Belgique: Petits et grands trésors de CHARLEROI

(Re)découvrir Charleroi

D’abord forteresse militaire, Charleroi s’est véritablement développée grâce au fer, au verre et surtout au charbon. Profitant de la révolution industrielle et entourée de mines tournant à plein régime elle est, au 19e siècle, une cité prospère et très enviée. La situation change après la Seconde Guerre mondiale avec le déclin de l’industrie. Charleroi souffre de ce changement d’ère, mais la politique de renouveau mise en place lui rendra ses lettres de noblesse. Un souffle neuf anime désormais la ville, qui met tout en oeuvre pour montrer combien elle recèle de petits et grands trésors.

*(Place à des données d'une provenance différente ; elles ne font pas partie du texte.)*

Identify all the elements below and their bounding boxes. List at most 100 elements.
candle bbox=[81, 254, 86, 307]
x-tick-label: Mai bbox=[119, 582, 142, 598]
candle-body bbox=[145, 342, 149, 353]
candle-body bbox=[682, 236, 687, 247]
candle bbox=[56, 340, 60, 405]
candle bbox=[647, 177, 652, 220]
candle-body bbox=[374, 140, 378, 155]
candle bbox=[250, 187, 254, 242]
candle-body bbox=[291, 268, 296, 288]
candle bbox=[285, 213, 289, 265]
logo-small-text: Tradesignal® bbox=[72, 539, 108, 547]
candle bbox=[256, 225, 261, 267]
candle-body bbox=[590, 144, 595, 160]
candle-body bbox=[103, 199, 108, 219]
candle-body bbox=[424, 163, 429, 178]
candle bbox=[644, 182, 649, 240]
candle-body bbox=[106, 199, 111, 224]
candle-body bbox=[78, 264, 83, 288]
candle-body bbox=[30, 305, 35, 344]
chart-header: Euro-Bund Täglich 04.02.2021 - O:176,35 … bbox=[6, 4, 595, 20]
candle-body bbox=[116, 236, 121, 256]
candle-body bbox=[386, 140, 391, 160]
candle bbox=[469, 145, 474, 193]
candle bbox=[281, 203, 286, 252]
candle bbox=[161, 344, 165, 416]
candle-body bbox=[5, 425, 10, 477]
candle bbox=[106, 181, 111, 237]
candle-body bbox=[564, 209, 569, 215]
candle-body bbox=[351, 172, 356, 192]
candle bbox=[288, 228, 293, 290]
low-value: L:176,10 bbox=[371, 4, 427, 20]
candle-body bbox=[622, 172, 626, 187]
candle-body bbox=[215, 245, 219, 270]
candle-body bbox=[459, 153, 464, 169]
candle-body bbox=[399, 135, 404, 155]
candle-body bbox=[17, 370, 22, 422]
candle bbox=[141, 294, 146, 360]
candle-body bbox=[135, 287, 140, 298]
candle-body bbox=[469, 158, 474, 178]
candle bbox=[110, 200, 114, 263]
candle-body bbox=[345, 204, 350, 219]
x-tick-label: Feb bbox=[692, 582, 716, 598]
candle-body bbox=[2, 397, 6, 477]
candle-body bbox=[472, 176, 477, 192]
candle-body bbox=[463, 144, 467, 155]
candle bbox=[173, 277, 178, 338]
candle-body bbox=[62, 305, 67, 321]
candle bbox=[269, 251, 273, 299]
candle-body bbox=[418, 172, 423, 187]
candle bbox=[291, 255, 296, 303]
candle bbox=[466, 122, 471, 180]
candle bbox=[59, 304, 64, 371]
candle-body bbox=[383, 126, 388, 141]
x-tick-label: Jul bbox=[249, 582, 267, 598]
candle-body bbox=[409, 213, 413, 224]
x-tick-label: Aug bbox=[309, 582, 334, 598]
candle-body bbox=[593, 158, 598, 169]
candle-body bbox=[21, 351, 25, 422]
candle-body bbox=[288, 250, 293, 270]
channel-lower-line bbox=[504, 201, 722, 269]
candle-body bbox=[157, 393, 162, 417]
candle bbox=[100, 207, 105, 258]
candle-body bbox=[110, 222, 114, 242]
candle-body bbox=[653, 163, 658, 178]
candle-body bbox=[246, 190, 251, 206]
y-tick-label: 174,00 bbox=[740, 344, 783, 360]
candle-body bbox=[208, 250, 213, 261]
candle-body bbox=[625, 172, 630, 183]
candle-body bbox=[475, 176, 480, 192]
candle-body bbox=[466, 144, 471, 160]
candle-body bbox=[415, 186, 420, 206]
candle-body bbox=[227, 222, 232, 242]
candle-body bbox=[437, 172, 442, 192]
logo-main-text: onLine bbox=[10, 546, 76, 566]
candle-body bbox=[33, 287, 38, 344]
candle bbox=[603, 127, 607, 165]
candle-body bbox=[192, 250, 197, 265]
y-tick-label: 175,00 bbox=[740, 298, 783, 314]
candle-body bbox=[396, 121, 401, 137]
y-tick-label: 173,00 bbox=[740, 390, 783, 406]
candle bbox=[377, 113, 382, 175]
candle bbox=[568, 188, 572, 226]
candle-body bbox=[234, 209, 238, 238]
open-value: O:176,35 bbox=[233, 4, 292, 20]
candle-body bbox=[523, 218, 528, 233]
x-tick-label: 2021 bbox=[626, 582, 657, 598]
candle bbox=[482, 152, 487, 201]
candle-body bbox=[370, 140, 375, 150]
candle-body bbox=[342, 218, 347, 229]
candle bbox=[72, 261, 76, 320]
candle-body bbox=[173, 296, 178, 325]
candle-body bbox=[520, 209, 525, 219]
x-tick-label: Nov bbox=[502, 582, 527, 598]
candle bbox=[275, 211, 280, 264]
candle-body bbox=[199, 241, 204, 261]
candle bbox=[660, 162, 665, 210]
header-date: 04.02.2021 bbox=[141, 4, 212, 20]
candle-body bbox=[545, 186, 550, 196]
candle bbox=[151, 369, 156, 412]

Les édifices Art nouveau et Art déco du centre, témoins de l’opulence passée, n’en sont que quelques exemples. Car si le Musée de la Photographie (le plus grand d’Europe!) est à juste titre souvent cité comme l’un de ses principaux fleurons, d’autres institutions de qualité font aussi de la première ville wallonne un centre culturel dynamique. La cité a aussi réussi à revaloriser son patrimoine minier, notamment par la reconversion de l’ancien charbonnage du Bois du Cazier, mais également grâce à l’aménagement de sentiers de balades sur les terrils, ces montagnes chargées d’histoire qui permettent des découvertes insolites. Visite…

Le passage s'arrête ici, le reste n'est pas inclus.